British tourists enjoying sun and beach at Benidorm, Alicante in Spain

“Say Less, Do More”: Spain’s Shout Against Overtourism

Spain’s anti-tourism movement, initially sparked in the Canary Islands, has now made its way to Mallorca.

The movement, which surged from the Canaries through mainland cities like Malaga and Granada, is driven by local associations demanding a more sustainable tourism model.

In Mallorca, a collective of environmental, neighborhood, and trade unions, along with social groups, has formed under the banner ‘Menys Turisme, Més Vida’ (Less Tourism, More Life).

Their goal is clear: to reduce the tourist numbers that they argue exploit the island’s resources and push out local residents.

Across the Balearic Islands, residents, including those from Ibiza, are calling for a greater voice in tourism-related decisions, asserting that if tourism affects everyone, everyone should have a say.

This sentiment has culminated in the scheduling of an assembly on May 17 at the Sineu Institute, which seeks to leverage the growing discontent among locals.

Meanwhile, a significant protest against tourism is planned in Malaga on June 29, highlighting widespread frustration among residents overtourism’s impact on their quality of life.

In Granada, locals have taken to social media to voice their issues with the tourist influx, which they claim has rendered their neighborhood below the Alhambra Palace unlivable.

Interestingly, despite the visible unrest and anti-tourism protests, holiday bookings to places like Tenerife have surged, particularly among British tourists.

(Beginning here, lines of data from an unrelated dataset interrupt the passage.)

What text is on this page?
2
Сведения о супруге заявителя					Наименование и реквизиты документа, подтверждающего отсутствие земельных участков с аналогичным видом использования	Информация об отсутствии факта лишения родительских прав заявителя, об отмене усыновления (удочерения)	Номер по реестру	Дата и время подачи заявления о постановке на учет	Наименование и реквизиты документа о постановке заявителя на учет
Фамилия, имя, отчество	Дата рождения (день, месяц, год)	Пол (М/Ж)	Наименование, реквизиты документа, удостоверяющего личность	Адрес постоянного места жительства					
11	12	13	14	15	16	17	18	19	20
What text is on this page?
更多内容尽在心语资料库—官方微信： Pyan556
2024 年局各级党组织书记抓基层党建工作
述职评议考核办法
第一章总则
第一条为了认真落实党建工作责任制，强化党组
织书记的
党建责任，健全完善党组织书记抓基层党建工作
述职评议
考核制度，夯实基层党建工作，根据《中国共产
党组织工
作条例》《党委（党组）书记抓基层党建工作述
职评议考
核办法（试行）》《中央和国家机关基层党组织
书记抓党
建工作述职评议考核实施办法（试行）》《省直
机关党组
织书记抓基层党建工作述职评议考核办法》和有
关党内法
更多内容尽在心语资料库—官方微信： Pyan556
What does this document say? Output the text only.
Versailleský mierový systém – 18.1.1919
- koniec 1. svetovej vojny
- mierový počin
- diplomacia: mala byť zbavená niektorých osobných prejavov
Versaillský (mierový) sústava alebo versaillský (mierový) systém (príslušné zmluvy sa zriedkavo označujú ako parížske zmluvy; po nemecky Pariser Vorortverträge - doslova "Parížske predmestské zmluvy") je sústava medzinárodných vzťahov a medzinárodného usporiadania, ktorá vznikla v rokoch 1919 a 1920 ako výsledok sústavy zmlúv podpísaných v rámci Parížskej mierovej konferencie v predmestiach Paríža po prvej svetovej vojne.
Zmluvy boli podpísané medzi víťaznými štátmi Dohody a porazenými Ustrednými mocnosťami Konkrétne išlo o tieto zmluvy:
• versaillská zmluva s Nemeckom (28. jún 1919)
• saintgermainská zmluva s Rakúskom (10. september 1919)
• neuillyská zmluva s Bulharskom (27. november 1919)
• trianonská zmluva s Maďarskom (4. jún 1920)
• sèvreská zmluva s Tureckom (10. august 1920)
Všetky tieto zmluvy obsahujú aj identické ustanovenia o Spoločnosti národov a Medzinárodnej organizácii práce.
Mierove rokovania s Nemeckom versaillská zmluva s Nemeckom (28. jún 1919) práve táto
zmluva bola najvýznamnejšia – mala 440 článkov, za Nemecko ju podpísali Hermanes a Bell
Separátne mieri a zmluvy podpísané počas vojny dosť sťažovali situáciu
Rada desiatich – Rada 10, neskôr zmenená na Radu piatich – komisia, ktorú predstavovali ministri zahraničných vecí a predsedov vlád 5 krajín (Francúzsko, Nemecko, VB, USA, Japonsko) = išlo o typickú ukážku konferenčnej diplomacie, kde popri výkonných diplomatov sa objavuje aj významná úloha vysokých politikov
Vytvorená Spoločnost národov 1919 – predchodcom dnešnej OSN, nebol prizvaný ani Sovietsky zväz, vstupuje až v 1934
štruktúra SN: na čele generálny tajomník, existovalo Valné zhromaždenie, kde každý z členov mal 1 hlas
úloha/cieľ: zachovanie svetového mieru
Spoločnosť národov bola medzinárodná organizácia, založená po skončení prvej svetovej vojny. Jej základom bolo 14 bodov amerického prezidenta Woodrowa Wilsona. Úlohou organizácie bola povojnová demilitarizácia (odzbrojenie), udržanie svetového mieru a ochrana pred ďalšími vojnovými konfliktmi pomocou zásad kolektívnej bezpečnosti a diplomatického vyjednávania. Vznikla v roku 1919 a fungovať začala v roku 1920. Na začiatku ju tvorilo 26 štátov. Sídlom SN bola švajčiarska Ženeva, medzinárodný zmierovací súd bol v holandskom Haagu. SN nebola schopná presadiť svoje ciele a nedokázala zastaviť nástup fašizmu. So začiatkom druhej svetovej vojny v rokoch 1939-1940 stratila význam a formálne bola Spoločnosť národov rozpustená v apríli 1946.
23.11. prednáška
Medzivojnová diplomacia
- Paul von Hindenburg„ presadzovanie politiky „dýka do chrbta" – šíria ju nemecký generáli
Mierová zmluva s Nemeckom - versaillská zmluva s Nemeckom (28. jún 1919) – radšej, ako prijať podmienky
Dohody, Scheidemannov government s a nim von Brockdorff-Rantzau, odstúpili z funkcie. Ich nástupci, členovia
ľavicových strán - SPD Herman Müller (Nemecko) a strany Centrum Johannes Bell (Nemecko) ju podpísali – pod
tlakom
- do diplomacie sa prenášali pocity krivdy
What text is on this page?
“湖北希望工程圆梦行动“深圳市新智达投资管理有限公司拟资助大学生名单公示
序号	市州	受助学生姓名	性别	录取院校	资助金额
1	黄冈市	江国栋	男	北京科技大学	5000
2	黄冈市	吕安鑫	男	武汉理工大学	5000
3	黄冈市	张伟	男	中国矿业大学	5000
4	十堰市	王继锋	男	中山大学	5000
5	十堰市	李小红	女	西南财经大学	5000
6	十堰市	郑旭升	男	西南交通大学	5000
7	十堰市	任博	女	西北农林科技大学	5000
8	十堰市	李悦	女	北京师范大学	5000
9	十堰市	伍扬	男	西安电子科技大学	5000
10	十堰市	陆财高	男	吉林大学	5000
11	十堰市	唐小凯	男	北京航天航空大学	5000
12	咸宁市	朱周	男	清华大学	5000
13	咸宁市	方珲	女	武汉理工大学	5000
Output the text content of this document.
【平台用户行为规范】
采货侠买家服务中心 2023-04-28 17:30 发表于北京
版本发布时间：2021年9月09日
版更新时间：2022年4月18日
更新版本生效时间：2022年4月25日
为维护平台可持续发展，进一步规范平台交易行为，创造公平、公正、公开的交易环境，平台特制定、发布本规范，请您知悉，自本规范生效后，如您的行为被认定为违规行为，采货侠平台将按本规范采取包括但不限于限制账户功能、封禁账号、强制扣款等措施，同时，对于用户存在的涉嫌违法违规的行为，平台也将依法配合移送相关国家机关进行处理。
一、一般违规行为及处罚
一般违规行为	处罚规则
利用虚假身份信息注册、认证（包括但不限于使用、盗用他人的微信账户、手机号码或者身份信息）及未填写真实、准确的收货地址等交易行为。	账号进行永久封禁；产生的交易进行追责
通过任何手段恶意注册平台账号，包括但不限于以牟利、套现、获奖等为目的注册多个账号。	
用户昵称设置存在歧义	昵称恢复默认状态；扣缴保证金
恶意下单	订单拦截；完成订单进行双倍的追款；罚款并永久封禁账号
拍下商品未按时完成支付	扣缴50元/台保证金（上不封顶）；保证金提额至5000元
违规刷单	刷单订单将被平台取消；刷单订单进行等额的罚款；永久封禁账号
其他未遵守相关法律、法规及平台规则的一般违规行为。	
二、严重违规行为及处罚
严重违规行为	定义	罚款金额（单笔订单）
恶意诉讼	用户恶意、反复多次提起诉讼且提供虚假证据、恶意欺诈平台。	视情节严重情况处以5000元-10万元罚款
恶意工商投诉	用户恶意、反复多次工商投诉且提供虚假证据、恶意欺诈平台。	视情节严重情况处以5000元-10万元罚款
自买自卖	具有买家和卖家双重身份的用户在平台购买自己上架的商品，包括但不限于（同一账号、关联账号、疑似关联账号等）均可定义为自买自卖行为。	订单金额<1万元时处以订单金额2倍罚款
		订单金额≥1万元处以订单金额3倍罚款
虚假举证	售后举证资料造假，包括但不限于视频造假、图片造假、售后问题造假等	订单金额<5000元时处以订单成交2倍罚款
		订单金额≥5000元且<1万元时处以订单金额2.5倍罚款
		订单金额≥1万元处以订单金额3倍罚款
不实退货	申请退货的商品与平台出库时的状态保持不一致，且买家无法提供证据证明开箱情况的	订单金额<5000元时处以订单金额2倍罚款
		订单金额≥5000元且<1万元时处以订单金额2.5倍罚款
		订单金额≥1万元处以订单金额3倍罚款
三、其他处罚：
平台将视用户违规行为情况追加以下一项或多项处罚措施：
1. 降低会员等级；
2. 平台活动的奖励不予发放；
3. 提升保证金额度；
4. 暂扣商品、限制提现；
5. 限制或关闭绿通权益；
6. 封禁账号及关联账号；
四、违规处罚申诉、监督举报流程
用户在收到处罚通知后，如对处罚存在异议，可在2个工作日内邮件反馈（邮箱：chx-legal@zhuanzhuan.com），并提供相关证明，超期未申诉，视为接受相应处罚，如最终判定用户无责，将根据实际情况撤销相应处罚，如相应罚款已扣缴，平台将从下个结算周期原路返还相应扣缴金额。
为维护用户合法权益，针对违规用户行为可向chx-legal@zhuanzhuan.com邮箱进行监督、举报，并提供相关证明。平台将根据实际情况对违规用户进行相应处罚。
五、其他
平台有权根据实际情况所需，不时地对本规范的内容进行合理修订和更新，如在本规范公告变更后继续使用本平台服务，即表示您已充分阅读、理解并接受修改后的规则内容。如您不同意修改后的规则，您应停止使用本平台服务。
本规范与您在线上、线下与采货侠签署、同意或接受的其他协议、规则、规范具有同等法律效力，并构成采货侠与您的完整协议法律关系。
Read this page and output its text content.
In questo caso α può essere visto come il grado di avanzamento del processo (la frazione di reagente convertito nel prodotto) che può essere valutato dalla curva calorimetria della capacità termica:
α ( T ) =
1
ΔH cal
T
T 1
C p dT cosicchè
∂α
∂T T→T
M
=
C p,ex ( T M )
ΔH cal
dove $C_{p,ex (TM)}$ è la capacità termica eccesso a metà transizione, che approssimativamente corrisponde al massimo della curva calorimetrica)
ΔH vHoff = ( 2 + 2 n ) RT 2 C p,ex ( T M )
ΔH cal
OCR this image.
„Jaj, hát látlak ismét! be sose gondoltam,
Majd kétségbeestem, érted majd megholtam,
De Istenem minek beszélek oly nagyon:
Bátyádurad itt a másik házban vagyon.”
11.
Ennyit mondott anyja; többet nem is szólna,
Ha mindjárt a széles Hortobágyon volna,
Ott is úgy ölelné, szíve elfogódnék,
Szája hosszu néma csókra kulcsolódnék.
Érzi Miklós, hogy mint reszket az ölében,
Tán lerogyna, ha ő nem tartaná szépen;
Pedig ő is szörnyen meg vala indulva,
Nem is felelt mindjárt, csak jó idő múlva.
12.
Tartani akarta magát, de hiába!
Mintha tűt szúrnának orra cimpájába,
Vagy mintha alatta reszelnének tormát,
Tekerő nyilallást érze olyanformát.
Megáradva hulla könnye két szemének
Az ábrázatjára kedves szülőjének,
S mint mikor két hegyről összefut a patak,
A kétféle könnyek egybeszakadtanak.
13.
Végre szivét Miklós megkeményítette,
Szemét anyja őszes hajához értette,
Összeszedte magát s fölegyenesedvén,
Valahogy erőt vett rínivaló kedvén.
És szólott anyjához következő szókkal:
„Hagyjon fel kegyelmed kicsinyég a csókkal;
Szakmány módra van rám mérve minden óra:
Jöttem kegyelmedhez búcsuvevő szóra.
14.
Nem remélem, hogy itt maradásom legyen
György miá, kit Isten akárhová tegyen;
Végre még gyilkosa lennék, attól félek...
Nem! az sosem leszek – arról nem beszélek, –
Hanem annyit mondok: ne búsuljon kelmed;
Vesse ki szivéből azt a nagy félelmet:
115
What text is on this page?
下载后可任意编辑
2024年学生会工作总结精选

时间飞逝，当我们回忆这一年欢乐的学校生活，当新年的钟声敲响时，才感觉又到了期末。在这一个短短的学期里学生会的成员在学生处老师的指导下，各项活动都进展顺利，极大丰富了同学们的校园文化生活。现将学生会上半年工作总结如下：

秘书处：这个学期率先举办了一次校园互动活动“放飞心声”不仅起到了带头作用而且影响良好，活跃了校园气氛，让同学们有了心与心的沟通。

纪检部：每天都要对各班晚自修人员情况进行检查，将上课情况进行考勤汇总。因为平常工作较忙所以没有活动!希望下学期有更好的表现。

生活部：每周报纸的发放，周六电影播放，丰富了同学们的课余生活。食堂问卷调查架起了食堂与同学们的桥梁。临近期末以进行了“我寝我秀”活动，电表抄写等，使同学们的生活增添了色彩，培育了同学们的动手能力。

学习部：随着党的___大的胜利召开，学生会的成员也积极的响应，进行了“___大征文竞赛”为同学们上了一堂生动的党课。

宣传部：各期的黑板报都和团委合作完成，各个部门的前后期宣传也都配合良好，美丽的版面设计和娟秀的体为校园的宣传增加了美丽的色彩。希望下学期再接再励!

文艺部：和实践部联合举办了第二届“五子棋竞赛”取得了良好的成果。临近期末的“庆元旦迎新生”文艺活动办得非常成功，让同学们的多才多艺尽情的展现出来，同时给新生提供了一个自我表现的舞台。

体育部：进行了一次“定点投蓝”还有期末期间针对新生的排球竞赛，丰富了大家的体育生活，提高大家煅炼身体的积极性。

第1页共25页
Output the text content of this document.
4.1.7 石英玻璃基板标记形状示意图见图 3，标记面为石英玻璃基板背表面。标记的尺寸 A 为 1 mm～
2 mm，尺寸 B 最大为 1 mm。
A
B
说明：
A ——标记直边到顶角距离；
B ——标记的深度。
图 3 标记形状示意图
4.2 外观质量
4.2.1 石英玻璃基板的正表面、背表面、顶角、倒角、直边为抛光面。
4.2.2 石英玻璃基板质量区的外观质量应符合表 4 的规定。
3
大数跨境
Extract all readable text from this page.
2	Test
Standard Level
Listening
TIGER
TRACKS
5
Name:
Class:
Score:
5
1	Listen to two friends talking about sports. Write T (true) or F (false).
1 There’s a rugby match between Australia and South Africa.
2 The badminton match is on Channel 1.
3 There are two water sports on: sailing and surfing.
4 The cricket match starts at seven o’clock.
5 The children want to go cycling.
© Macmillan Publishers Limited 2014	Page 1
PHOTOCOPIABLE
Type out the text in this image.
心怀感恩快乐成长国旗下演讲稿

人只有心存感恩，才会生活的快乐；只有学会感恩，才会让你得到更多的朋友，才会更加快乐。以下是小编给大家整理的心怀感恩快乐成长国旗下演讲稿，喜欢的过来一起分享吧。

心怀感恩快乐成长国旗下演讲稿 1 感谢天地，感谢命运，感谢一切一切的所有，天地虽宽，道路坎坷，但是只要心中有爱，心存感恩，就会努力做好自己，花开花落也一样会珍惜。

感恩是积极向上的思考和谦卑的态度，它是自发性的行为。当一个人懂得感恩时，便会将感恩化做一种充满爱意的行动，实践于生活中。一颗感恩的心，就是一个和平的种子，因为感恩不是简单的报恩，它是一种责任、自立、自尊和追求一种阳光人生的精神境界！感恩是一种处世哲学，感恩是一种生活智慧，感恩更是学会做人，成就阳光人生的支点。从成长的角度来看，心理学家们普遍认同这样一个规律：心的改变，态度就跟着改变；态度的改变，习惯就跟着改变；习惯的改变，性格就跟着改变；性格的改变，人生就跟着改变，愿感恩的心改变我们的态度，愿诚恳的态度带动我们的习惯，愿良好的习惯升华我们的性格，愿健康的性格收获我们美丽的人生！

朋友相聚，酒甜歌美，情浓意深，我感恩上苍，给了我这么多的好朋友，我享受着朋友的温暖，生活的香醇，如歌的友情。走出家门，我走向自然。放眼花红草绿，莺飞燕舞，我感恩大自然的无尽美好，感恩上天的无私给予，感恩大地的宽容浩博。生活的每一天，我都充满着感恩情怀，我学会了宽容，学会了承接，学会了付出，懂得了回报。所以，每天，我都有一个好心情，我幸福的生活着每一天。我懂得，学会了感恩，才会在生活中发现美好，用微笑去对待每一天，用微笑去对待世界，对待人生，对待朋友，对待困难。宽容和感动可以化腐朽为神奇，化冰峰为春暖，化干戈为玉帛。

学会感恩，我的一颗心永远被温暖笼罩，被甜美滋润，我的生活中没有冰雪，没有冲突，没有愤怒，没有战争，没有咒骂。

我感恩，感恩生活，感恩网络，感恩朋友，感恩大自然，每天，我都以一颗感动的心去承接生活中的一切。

After protests in Tenerife, package holiday sales reported by firms like TUI and Jet2Holidays have increased by a third, indicating a counterintuitive boost in tourism interest.

This trend is mirrored by ongoing promotions from major tour operators, offering affordable family trips to Tenerife, further aggravating the local populace.

Even in Malaga, where the call for responsible tourism grows louder, the influx of tourists continues unabated, with recent protests doing little to deter holiday bookings.

The anti-tourism sentiment in Spain highlights a deep-seated issue between the economic benefits of tourism and its socioeconomic and environmental impacts on local communities.

As Spain grapples with these challenges, the local message is loud and clear: “Say less, do more” when it comes to managing and mitigating the effects of overtourism.